Com criação do parque estadual de Setiba, o Governo do Estado garantirá à população da Grande Vitória, Guarapari e do Espírito Santo de uma forma geral, usufruir de um patrimônio natural incomparável cujo valor transcende uma avaliação meramente imediatis

“O Parque Estadual é uma área de domínio público estadual, delimitada por atributos excepcionais da Natureza a serem preservados permanentemente, que está submetida a regime jurídico de inalienabilidade e indisponibilidade em seus limites, de modo a conciliar harmonicamente os usos científico, educativo em recreativo, com a preservação integral, e perene do patrimônio natural". Cadernos Feema, 1978.

A questão do meio ambiente, assunto que até há bem pouco tempo não preocupava a administração pública, os setores produtivos e a população brasileira de um modo geral, vem, nos últimos anos, sendo cada vez mais discutida por todos os setores da sociedade, devido à situação de precariedade em que se encontra a qualidade de vida das populações urbana e a devastação assustadoramente crescentes das nossas florestas primitivas, conseqüência de um péssimo planejamento e usos de nossos recursos naturais.

Nos países desenvolvidos não há perspectiva de crescimento econômico sem antes se considerar as possíveis consequências ao meio ambiente, e todas as florestas são entendidas como patrimônio, devendo primeiro servir de suporte básico ao equilíbrio do meio ambiente e não como empecilho ao uso e ocupação das terras, que é o que vem acontecendo no Brasil.

No Espírito Santo, onde nos últimos anos foi acelerado o processo de devastação, encontramos pouco mais de 3% da área total do estado coberto por florestas primitivas.

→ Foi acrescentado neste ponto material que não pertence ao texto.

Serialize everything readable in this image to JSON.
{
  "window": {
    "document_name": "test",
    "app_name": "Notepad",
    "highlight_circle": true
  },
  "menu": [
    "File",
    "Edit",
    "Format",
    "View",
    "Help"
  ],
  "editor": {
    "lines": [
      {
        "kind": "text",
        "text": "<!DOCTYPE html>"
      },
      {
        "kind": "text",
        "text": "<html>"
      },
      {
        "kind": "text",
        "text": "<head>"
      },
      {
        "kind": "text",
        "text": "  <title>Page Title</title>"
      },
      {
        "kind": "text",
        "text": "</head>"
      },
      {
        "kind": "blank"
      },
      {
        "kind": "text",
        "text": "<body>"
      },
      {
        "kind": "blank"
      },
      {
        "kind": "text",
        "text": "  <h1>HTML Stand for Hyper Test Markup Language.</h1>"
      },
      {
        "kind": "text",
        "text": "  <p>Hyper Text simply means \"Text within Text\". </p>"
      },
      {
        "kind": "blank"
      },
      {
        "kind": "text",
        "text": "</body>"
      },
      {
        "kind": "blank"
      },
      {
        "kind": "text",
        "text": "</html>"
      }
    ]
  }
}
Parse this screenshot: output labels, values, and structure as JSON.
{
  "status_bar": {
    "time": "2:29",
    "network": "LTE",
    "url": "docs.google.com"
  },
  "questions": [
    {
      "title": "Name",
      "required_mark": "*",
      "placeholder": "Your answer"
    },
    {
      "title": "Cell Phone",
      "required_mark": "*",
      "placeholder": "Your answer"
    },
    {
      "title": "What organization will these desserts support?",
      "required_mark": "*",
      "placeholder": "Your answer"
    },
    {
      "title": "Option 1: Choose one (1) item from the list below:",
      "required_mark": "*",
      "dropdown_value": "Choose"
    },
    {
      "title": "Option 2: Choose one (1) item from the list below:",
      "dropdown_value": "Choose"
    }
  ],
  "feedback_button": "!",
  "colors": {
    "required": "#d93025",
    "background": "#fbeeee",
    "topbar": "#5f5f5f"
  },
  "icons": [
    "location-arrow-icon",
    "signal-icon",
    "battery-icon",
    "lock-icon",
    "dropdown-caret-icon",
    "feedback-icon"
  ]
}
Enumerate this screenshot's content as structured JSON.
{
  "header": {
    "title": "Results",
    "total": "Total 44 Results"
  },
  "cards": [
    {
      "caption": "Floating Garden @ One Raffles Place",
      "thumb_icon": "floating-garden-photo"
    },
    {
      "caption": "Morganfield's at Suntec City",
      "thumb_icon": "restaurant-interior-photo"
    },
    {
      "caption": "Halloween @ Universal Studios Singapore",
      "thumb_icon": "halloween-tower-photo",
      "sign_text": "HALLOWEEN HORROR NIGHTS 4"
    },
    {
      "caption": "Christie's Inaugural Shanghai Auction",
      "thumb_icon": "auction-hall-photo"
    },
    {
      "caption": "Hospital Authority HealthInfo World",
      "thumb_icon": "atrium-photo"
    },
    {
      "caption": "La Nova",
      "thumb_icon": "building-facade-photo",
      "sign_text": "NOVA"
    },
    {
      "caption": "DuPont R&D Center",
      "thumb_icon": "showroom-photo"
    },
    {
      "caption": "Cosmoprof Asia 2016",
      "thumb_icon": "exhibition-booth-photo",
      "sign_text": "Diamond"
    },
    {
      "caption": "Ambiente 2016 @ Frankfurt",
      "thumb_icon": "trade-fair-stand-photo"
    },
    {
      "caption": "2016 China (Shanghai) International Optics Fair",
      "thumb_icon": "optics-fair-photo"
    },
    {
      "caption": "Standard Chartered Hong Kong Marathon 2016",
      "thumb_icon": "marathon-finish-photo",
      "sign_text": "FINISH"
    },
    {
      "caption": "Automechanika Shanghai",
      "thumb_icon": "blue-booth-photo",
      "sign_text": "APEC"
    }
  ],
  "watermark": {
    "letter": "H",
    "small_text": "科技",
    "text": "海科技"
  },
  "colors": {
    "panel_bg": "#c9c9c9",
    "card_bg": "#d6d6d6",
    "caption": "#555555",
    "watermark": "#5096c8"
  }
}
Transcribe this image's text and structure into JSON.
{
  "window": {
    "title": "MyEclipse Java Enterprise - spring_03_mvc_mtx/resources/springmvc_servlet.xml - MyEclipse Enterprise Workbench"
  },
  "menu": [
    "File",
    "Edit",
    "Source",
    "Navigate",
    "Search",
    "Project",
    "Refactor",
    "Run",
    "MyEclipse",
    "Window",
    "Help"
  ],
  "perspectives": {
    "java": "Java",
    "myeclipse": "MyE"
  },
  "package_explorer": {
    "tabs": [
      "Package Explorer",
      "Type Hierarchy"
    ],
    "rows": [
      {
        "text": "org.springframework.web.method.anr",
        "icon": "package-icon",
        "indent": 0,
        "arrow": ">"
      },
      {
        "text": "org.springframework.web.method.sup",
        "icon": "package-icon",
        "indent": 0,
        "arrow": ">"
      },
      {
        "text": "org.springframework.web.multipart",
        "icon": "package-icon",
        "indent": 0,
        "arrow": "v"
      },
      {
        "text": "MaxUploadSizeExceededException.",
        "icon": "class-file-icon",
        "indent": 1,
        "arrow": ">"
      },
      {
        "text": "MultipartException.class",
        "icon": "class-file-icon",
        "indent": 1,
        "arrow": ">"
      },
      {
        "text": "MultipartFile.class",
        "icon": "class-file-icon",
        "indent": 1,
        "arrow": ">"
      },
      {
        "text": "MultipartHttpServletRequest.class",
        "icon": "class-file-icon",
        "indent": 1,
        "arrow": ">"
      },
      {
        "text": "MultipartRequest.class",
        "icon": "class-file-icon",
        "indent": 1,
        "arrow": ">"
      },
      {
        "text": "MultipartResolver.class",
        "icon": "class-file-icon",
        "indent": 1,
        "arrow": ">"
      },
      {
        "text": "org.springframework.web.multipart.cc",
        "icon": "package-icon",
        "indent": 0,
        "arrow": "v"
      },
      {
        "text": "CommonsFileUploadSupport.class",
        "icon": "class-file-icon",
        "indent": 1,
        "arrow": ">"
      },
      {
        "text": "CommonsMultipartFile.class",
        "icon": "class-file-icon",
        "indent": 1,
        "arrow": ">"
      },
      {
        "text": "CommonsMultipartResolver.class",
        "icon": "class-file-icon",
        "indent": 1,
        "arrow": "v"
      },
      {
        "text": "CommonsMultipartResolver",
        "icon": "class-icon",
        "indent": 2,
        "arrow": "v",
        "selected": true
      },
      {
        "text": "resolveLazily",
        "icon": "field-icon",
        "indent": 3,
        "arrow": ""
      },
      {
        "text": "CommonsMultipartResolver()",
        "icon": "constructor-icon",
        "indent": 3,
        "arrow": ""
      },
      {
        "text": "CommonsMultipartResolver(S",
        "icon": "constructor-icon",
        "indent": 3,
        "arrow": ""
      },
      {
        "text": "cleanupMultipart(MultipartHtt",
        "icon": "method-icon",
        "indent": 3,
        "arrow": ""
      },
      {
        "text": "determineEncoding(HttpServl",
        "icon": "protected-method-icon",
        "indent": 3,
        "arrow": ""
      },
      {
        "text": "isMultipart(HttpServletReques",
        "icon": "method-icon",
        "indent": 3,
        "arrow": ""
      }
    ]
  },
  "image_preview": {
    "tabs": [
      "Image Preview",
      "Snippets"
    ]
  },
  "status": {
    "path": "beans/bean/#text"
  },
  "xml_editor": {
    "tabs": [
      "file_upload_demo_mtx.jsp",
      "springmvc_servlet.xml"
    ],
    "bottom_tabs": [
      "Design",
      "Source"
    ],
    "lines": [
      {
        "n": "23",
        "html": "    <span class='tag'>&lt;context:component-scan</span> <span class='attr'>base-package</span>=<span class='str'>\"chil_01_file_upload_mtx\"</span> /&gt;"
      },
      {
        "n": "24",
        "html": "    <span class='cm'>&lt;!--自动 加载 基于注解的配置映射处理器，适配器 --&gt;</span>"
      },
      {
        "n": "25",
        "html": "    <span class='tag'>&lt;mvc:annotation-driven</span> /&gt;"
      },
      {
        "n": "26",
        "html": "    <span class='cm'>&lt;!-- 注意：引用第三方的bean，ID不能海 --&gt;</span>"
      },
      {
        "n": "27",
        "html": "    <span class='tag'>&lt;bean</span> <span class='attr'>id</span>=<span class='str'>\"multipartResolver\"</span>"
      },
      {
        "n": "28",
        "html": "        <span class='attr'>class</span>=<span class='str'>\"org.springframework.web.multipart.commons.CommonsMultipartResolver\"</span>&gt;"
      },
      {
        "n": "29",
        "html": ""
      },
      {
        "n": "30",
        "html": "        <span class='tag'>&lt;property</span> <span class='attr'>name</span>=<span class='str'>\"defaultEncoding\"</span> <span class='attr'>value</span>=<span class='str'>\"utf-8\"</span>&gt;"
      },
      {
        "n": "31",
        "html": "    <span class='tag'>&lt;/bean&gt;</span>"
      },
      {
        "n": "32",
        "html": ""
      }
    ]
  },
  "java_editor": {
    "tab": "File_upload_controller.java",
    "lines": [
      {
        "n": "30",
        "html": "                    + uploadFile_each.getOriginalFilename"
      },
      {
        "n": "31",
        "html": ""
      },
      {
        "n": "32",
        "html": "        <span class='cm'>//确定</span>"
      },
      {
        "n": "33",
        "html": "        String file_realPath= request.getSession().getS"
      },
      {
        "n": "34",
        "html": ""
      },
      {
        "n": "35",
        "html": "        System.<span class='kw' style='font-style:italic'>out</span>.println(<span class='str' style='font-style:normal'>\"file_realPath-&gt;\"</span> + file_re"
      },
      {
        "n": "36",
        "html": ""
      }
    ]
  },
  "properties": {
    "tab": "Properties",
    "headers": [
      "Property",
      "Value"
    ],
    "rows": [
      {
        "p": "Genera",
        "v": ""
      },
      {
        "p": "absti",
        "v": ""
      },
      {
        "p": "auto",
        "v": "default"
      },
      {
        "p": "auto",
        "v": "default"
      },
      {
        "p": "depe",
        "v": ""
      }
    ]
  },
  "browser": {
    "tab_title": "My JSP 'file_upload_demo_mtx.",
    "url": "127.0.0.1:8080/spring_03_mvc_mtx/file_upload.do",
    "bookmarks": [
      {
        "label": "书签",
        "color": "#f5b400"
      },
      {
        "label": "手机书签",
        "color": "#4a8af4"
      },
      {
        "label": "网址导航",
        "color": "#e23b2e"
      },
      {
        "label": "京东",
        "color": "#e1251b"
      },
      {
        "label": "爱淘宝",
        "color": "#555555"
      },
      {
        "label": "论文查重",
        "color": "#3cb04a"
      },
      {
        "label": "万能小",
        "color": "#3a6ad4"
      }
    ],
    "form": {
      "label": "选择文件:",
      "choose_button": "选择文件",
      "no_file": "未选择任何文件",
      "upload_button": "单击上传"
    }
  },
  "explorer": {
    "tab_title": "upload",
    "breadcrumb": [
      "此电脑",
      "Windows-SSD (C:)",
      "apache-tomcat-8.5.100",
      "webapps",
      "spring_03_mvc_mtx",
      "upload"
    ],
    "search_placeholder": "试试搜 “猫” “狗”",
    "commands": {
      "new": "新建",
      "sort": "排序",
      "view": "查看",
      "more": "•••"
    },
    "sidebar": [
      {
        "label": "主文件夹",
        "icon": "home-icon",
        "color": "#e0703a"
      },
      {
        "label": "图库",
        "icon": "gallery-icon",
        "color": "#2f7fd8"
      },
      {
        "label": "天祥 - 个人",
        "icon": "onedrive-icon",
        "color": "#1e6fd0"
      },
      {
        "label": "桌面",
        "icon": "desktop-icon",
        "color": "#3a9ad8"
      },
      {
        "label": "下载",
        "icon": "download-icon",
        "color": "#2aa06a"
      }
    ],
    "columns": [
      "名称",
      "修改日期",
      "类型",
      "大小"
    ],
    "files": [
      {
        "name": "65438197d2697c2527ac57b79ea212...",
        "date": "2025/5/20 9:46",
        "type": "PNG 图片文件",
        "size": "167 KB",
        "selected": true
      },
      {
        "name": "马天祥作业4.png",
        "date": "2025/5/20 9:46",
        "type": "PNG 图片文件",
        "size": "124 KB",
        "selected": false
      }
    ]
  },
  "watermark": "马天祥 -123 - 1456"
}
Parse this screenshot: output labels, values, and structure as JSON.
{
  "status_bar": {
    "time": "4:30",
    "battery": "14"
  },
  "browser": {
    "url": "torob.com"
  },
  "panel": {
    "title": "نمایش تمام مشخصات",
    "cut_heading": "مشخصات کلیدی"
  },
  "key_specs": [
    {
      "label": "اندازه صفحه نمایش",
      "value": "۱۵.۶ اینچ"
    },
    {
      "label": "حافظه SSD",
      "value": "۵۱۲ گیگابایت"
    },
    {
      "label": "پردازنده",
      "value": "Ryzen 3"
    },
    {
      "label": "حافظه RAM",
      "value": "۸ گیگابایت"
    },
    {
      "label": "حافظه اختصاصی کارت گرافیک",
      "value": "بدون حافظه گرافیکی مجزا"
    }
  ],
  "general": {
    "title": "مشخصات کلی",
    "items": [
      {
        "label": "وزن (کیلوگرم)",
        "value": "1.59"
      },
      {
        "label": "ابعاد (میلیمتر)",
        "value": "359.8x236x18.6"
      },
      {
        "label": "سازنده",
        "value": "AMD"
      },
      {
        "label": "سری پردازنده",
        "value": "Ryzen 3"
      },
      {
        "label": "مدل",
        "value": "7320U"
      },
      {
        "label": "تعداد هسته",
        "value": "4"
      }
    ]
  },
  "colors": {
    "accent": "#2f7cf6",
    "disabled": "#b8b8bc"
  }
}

Ao longo do litoral capixaba, área de irresistível vocação turística, devido à expansão das áreas urbanas provocados pelo boom da especulação imobiliária, em meados da década de setenta principalmente, restam pequenos testemunhos dos vários tipos de florestas nativas que originalmente dominavam a paisagem.

As florestas de restinga existentes na bacia hidrográfica da lagoa de Setiba, localizada entre Ponta da Fruta, no município de Vila Velha e Setiba, no município de Guarapari, constituem-se juntamente com as Dunas do Ulé e as Lagoas Vermelha e Feia, o patrimônio natural litorâneo mais representativo num raio de 100km de Vitória, e talvez de todo o estado, devido às excepcionais condições em que se encontram praticamente toda a vegetação natural da área da bacia. De fato, analizando-se a faixa litorânea de quase 200 Km onde se insere a capital do estado, limitada pelo monte Aghá ao sul e Reserva de Comboios ao norte, verificamos o seu comprometimento quase total na forma de loteamento, implantados ou não. Além disso não se encontram mais remanescentes florestais, de expressividade comparável às florestas de restinga existentes entre Ponta da Fruta e Setiba.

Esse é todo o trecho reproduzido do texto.